A LUTA É NA LINGUAGEM


Nei Duclós

Primeira providência dos tiranos é desmoralizar a legitimidade das falas, contrapondo-as a uma pretensa "ação". Fala e não faz nada, dizem.

Os tiranos temem a insurgência da linguagem, pois o poder se exerce pelo discurso.

Liberar o verbo das soluções engessadas de linguagem é o caminho para nos desvencilhar da ditadura. É o núcleo da luta.

Admoeste com generalidades,advirta quem não tem poder,imponha-se perante a mídia sabuja e encare as câmaras com o olhar mortiço dos canalhas

Gaste o dinheiro público ostentando a riqueza que falta à nação, falando sempre no estado democrático de direito e na soberania do povo.

Use de maneira indecente o tempo disponível nas TVs institucionais para testemunhar perante os trouxas as providências que você jamais toma.

Sinta-se confortável no terno chique brega que encomendou por sugestão de sua personal trainer,a que leva toda a grana da propina em jóias.

Capriche na transparência cool dos óculos, para que faísquem nas câmaras.Mas faça de conta que eles não são de grife.Use sempre o tom casual

Para mentir, encaixe as mãos levantando os polegares e fazendo concha com as palmas.
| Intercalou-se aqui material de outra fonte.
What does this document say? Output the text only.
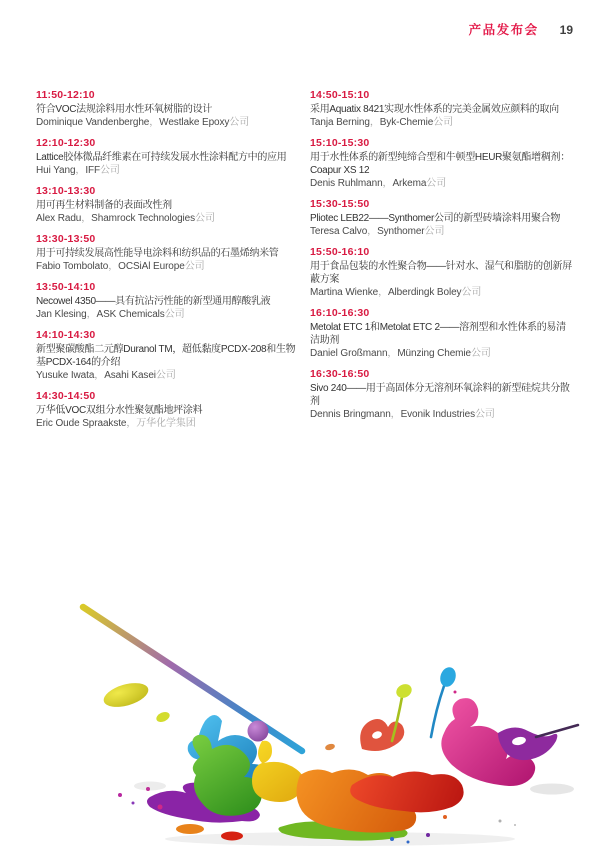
产品发布会 19
11:50-12:10
符合VOC法规涂料用水性环氧树脂的设计
Dominique Vandenberghe，Westlake Epoxy公司
12:10-12:30
Lattice胶体微晶纤维素在可持续发展水性涂料配方中的应用
Hui Yang，IFF公司
13:10-13:30
用可再生材料制备的表面改性剂
Alex Radu，Shamrock Technologies公司
13:30-13:50
用于可持续发展高性能导电涂料和纺织品的石墨烯纳米管
Fabio Tombolato，OCSiAl Europe公司
13:50-14:10
Necowel 4350——具有抗沾污性能的新型通用醇酸乳液
Jan Klesing，ASK Chemicals公司
14:10-14:30
新型聚碳酸酯二元醇Duranol TM，超低黏度PCDX-208和生物基PCDX-164的介绍
Yusuke Iwata，Asahi Kasei公司
14:30-14:50
万华低VOC双组分水性聚氨酯地坪涂料
Eric Oude Spraakste，万华化学集团
14:50-15:10
采用Aquatix 8421实现水性体系的完美金属效应颜料的取向
Tanja Berning，Byk-Chemie公司
15:10-15:30
用于水性体系的新型纯缔合型和牛顿型HEUR聚氨酯增稠剂：Coapur XS 12
Denis Ruhlmann，Arkema公司
15:30-15:50
Pliotec LEB22——Synthomer公司的新型砖墙涂料用聚合物
Teresa Calvo，Synthomer公司
15:50-16:10
用于食品包装的水性聚合物——针对水、湿气和脂肪的创新屏蔽方案
Martina Wienke，Alberdingk Boley公司
16:10-16:30
Metolat ETC 1和Metolat ETC 2——溶剂型和水性体系的易清洁助剂
Daniel Großmann，Münzing Chemie公司
16:30-16:50
Sivo 240——用于高固体分无溶剂环氧涂料的新型硅烷共分散剂
Dennis Bringmann，Evonik Industries公司
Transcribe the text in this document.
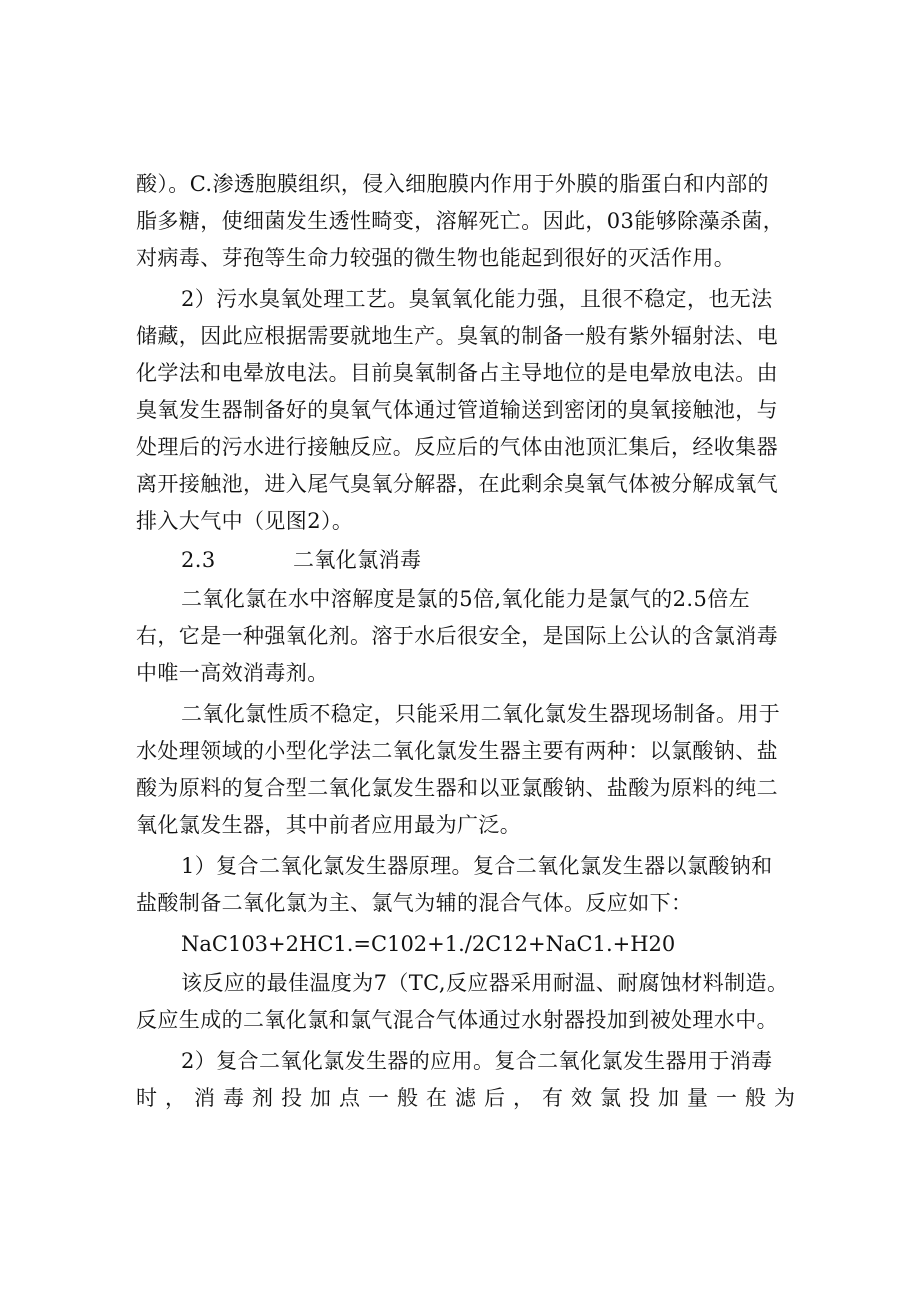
酸）。C.渗透胞膜组织，侵入细胞膜内作用于外膜的脂蛋白和内部的
脂多糖，使细菌发生透性畸变，溶解死亡。因此，03能够除藻杀菌，
对病毒、芽孢等生命力较强的微生物也能起到很好的灭活作用。
2）污水臭氧处理工艺。臭氧氧化能力强，且很不稳定，也无法
储藏，因此应根据需要就地生产。臭氧的制备一般有紫外辐射法、电
化学法和电晕放电法。目前臭氧制备占主导地位的是电晕放电法。由
臭氧发生器制备好的臭氧气体通过管道输送到密闭的臭氧接触池，与
处理后的污水进行接触反应。反应后的气体由池顶汇集后，经收集器
离开接触池，进入尾气臭氧分解器，在此剩余臭氧气体被分解成氧气
排入大气中（见图2）。
2.3	二氧化氯消毒
二氧化氯在水中溶解度是氯的5倍,氧化能力是氯气的2.5倍左
右，它是一种强氧化剂。溶于水后很安全，是国际上公认的含氯消毒
中唯一高效消毒剂。
二氧化氯性质不稳定，只能采用二氧化氯发生器现场制备。用于
水处理领域的小型化学法二氧化氯发生器主要有两种：以氯酸钠、盐
酸为原料的复合型二氧化氯发生器和以亚氯酸钠、盐酸为原料的纯二
氧化氯发生器，其中前者应用最为广泛。
1）复合二氧化氯发生器原理。复合二氧化氯发生器以氯酸钠和
盐酸制备二氧化氯为主、氯气为辅的混合气体。反应如下：
NaC103+2HC1.=C102+1./2C12+NaC1.+H20
该反应的最佳温度为7（TC,反应器采用耐温、耐腐蚀材料制造。
反应生成的二氧化氯和氯气混合气体通过水射器投加到被处理水中。
2）复合二氧化氯发生器的应用。复合二氧化氯发生器用于消毒
时，消毒剂投加点一般在滤后，有效氯投加量一般为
Desgrude uma delas e jogue gestos de onda, incisivos.

Se quiser mentir com credibilidade coloque umas bandeiras atrás de você, de preferência a do Brasil.

Ao tributar o alimento e isentar a picaretagem religiosa, o Brasil pune a sobrevivência espiritual e física. Suicida-se.

Gavetas são muito úteis para guardar o que jamais iremos achar.

Lutamos contra a frase pronta e o lugar comum, pois é na linguagem que acontece o conflito. Simplicidade é síntese.

Não há punição no Brasil porque traumatiza. É um país isento de palmadas.

Onde está o apoio para tanta sacanagem? No engessamento da linguagem. O verbo no trilho da tirania mantém tudo na opressão.

Quando você quer desmoralizar uma atividade ou conceito, diga que Hitler foi pioneiro nisso. Sempre cola.

A palavra que aproxima, também serve para a rejeição. Basta uma sílaba e você já está colocado em remota paisagem marciana.

Achamos petróleo, disse o explorador. Está chegando na porta da sua casa de praia.

Multiprocessador é o sujeito que usa a palavra processo para tudo

Por que o sr. rouba todo o dinheiro público? perguntou o popular. Para fortalecer o estado de direito democrático, respondeu o impopular.

Atribuir a alguém famoso o que você cita de um anônimo é a maneira de usufruir do prestígio da notoriedade beneficiada

A diferença entre uma revista importante e uma revista sem importância é que o editorial da revista importante não acaba com um boa leitura.

Um bom texto não almeja que você goste dele. Se você não gostar problema é seu. Ele tem auto-consciência.

Dinheiro é extremamente ofensivo quando cabe a você receber.

Quando um equívoco é desmascarado, imediatamente a revelação é apropriada pelo equivocado, que assim mantém intacto seu capital simbólico.

Os acertos não mudam os erros, antes se superpõem como camadas no acervo dos poderes, que assim dispõem de força de manipulação.

A criatividade dos indivíduos é sufocada pela indústria da notoriedade, que se apropria ou joga o crédito na vala comum do anonimato coletivo.

Os melhores insights, versos, idéias são devorados pelo imã das notoriedades, que assim sustentam o comércio da sociedade do espetáculo

Para os poderes, é mais fácil contar com algumas figurinhas carimbadas para que se possa transformar em lucro o que as pessoas criam.